Folha de S. Paulo


Reforma da Previdência: oposição retórica manipula o público

No mês passado, o ex-ministro Nelson Barbosa lembrou, em sua coluna na Folha, que a versão da reforma da Previdência que o governo Temer quer aprovar em fevereiro é bastante parecida com a reforma que seria apresentada pelo governo Dilma.

Em suas palavras: "As principais linhas da reforma devem ser a recuperação da receita do INSS, o aumento do tempo mínimo de contribuição, a fixação de idade mínima para a aposentadoria e, mais importante: o alinhamento entre as regras aplicáveis a trabalhadores do setor público e do setor privado. Tudo isso já fazia parte da proposta de reforma de Previdência em construção pelo Ministério da Fazenda no início de 2016."

Quem vê essa afirmação, publicada no maior jornal do país pela mais alta autoridade econômica do governo Dilma, pode ficar sem entender a dura oposição que o PT tem feito à reforma.

Tanto a administração Lula como a administração Dilma fizeram propostas para reformar a Previdência. A primeira delas, apresentada e implementada por Lula em 2003, equiparou as regras do regime dos servidores do setor público ao dos trabalhadores do setor privado.

Já a proposta de Dilma, que não chegou formalmente a ser apresentada devido ao processo de impeachment, tinha como objetivo o aumento do tempo de contribuição e a fixação de uma idade mínima.

Por que então, quando na oposição, o PT se esconde atrás do discurso de que não há deficit da Previdência e de que a reforma apenas retira direitos?

A resposta não é difícil de encontrar. Reformar a Previdência é impopular porque torna mais difícil ou reduz a remuneração da aposentadoria dos trabalhadores. Todos nós, quando atingirmos uma idade na qual não poderemos mais trabalhar, queremos ter direito a viver com dignidade, independência e segurança econômica. As reformas que têm sido propostas tornam essa expectativa de direito distante e incerta, despertando rejeição popular.

Essa rejeição dificilmente deixaria de ser utilizada por uma oposição que não carrega o ônus da responsabilidade do Poder Executivo. Por isso, vemos essa dualidade no tratamento do problema previdenciário quando a esquerda é governo e quando a esquerda é oposição.

Os efeitos dessa dualidade não são apenas incoerência e desfaçatez, mas também uma espécie de manipulação do público e uma alienação da cidadania que, enganada por um discurso de ocasião, vê reduzida sua capacidade de controlar as políticas.
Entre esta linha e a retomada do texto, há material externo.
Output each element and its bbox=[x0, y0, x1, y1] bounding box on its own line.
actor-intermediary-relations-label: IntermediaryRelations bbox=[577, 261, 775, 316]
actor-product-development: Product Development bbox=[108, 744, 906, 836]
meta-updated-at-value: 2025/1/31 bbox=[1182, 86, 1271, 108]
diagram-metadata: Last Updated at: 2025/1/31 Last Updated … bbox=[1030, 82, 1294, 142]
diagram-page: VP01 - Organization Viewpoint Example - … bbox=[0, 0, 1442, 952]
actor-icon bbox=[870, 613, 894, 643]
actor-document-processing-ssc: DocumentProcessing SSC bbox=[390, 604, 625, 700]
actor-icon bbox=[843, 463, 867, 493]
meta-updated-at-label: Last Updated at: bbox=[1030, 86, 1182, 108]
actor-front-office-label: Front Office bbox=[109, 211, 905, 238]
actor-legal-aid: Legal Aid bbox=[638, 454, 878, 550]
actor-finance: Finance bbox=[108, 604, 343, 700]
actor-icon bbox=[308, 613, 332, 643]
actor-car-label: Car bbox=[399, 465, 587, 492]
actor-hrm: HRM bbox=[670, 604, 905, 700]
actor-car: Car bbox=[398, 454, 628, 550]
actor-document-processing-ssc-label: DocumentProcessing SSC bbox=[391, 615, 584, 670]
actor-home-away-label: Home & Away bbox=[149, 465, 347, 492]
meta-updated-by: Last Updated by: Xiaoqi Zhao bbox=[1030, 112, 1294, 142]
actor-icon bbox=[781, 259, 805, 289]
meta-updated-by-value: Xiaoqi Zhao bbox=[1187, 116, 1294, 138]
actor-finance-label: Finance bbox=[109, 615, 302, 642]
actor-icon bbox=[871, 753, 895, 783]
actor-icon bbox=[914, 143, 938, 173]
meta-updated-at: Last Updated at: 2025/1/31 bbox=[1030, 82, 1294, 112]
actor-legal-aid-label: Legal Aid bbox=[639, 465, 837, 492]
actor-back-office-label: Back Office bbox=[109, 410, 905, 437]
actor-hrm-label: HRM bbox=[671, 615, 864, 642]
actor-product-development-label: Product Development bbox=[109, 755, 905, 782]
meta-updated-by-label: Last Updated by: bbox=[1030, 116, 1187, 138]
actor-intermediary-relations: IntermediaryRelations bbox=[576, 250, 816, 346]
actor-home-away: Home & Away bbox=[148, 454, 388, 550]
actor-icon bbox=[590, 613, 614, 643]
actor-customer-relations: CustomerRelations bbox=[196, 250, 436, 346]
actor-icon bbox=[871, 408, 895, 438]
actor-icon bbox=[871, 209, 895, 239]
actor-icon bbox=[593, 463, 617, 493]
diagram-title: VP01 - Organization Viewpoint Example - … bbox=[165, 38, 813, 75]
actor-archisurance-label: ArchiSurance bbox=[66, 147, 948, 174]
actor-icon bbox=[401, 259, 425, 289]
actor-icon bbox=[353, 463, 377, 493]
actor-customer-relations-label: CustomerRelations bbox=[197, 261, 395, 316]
Quando vamos discutir a Previdência, em vez de discutirmos as fontes dos recursos, o padrão de envelhecimento da população, a contração do trabalho formal e explorarmos as diferentes soluções –tanto as tradicionais, como as heterodoxas– ficamos em um debate vazio no qual a oposição utiliza argumentos que jamais levará em consideração quando estiver no poder.

E a imprensa, é preciso dizer, contribui para a pobreza do debate público quando, sob o pretexto de se concentrar nos atores "responsáveis", apresenta sem qualquer contraponto apenas a solução ortodoxa dos governantes de plantão.

Assim, a escolha das alternativas realistas e factíveis é deslocada para fora da esfera pública, para a negociação sem princípios entre os partidos, em combinação com as recomendações tecnocráticas dos especialistas –em todo caso, bem longe do espaço público no qual pode ser acompanhado e controlado pela cidadania.

Precisamos encontrar uma maneira de fazer esse debate de uma maneira responsável, na qual as respostas vazias e retóricas utilizadas para mobilizar a militância, não sejam, ao final, um meio pelo qual a legítima preocupação popular com a garantia da aposentadoria seja anulada e excluída do debate.